Environmentalists and labor groups were quick to laud the state’s action.

“The PSC order will help ensure that New York is able to take maximum advantage of expiring federal tax credits, limited offshore lease areas and the developing offshore wind supply chain,” New York Offshore Wind Alliance Director Joe Martens said in a statement.

NYPSC Offshore Wind
NYSERDA 2019 OSW contract awards, lease and project areas, and proposed points of interest | NYSERDA

Gary LaBarbera, president of the Building and Construction Trades Council of Greater New York, said the decision “paves the way for thousands of good jobs and billions in economic development for New York. We applaud this order and look forward to building New York’s offshore wind industry for years to come.”

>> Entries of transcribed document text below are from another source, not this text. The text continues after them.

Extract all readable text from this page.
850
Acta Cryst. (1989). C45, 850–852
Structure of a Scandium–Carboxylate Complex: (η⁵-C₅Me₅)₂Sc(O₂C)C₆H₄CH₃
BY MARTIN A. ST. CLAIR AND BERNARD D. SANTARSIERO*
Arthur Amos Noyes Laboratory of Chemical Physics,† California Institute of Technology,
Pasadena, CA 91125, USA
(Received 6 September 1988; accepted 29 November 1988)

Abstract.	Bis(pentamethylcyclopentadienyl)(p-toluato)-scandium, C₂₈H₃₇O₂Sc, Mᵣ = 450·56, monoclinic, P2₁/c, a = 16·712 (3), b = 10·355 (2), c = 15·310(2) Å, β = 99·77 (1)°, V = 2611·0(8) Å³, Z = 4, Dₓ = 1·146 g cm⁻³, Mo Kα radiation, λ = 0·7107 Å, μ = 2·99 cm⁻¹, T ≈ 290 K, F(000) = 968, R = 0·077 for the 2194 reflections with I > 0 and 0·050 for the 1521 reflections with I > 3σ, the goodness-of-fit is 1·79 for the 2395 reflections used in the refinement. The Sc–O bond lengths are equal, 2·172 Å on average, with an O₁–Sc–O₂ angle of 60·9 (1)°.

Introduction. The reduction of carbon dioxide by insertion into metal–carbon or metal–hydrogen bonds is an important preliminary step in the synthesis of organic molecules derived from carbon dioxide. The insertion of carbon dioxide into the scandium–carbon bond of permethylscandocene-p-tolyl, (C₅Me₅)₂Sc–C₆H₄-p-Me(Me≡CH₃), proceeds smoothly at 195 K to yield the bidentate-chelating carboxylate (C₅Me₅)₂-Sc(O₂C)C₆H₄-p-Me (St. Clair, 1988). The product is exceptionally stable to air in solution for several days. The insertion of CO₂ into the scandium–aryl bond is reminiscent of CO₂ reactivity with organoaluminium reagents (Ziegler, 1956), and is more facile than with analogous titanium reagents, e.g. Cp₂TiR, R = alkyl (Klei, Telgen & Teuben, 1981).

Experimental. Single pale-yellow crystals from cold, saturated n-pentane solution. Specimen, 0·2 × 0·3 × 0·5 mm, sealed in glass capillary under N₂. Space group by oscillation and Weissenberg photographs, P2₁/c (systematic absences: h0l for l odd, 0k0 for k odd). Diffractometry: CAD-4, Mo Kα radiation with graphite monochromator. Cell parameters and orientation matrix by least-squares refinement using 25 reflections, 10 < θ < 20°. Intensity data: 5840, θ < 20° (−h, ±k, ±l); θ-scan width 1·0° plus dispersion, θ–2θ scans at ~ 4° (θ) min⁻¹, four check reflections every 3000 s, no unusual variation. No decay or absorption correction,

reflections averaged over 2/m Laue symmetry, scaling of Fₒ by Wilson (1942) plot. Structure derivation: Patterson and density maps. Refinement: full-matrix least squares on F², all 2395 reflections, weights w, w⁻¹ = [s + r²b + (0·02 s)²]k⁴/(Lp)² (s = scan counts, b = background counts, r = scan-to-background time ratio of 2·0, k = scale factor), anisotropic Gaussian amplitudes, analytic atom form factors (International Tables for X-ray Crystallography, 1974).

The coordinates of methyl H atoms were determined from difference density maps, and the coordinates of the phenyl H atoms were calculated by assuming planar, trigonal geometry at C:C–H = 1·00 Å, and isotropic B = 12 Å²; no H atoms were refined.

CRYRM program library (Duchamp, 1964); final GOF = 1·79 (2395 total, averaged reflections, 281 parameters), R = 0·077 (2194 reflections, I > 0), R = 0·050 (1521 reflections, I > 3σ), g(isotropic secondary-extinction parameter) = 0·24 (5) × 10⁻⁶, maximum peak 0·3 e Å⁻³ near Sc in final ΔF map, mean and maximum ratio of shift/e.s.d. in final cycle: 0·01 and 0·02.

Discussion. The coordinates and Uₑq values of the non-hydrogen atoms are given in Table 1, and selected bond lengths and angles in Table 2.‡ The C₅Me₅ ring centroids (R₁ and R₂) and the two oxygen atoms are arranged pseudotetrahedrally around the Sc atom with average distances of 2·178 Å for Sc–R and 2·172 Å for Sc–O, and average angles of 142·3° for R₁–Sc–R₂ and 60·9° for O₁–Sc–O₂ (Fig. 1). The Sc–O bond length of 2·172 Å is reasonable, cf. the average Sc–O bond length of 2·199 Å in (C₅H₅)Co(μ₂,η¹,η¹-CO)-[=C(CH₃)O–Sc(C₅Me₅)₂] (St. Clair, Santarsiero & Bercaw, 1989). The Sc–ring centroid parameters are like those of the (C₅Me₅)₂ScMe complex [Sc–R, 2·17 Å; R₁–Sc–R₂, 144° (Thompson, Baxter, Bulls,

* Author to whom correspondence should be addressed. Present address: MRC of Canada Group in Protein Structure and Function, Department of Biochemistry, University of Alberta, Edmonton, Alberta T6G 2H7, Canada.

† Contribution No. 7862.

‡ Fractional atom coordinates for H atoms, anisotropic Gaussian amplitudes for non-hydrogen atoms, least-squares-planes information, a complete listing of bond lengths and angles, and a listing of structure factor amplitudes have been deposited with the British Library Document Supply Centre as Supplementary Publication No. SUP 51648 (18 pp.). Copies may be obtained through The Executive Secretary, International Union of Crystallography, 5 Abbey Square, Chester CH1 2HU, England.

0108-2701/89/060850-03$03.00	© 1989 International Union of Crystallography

Following the commission’s decision, NYSERDA said in a statement that it would not be rushing amid the coronavirus pandemic to put out a request for proposals.

“While NYSERDA fully supports and is poised to execute on this authorization, given the current circumstances, we feel issuing a near-term solicitation would not be responsible nor advisable. … Given the dynamic nature of the situation, NYSERDA is closely monitoring the crisis and stands ready to launch the solicitations when the associated activities can responsibly begin,” the agency said.

Gov. Andrew Cuomo in January announced that NYSERDA would solicit at least 1 GW of offshore wind energy this year. The state last July awarded offshore wind contracts to Equinor’s 816-MW Empire Wind project and to the 880-MW Sunrise Wind, a joint venture of Ørsted and Eversource Energy. (See Cuomo Sets New York’s Green Goals for 2020.)

Among other targets, New York’s Climate Leadership and Community Protection Act (A8429), signed into law last July, nearly quadrupled the state’s offshore wind goals to 9,000 MW by 2030.

Burman Dissents

All five PSC commissioners met via teleconference for its regular monthly session in Albany; only one voted against the offshore wind order.

Commissioner Diane Burman said “that while we are looking to give direction and regulatory certainty to NYSERDA and to those involved in offshore wind, and giving a nod that we are supportive of moving forward in 2020 on an offshore wind solicitation,” she was concerned that the funding of NYSERDA “fails to set conditions on the authorization.”

Burman said that as “stewards of the ratepayer dollars and stewards of the state’s environmental goals,” commissioners “need appropriate information in real time to make those decisions, not in a vacuum; not crossing our fingers and hoping it all works out.”

“We have at times looked at modifying a petition, or asking those petitioners to provide more information,” Burman said. She said it was reasonable to seek “more clarity and information” as “the comments on the petition only came in this week.”

Burman said there are “significant under-the-hood issues. … Commenters repeatedly discuss the transmission study … and yet many times we are left not necessarily having those studies completed in time to inform our decisions.”

“I’m struck by how we’re not demanding real information from NYSERDA,” she said. “I’m not opposed to giving authority, but I am opposed to being kept in the dark from the beginning.”

Burman also noted the concerns raised this week by the Long Island Commercial Fishing Association (LICFA), which as a member of NYSERDA’s Fisheries Technical Working Group (F-TWG) requested an extension of the April 20 deadline to submit comments.

“Though an email was sent on Jan. 30 notifying the F-TWG members of NYSERDA’s petition, no email chain, meeting or webinar was conducted by NYSERDA to discuss the proposal specifically, and as such, none of the fisheries stakeholders from multiple states who fish in the Atlantic from the Mid-Atlantic New York Bight area off of New Jersey to the Southern New England/South of Massachusetts waters have had the opportunity to address or comment as a group on this issue,” LICFA said.

Burman said the order doesn’t properly address the fishermen’s concerns “but says they should not have waited so long, which is not the appropriate approach for a regulator. … We should be seeking how to incorporate their concerns on the front end.”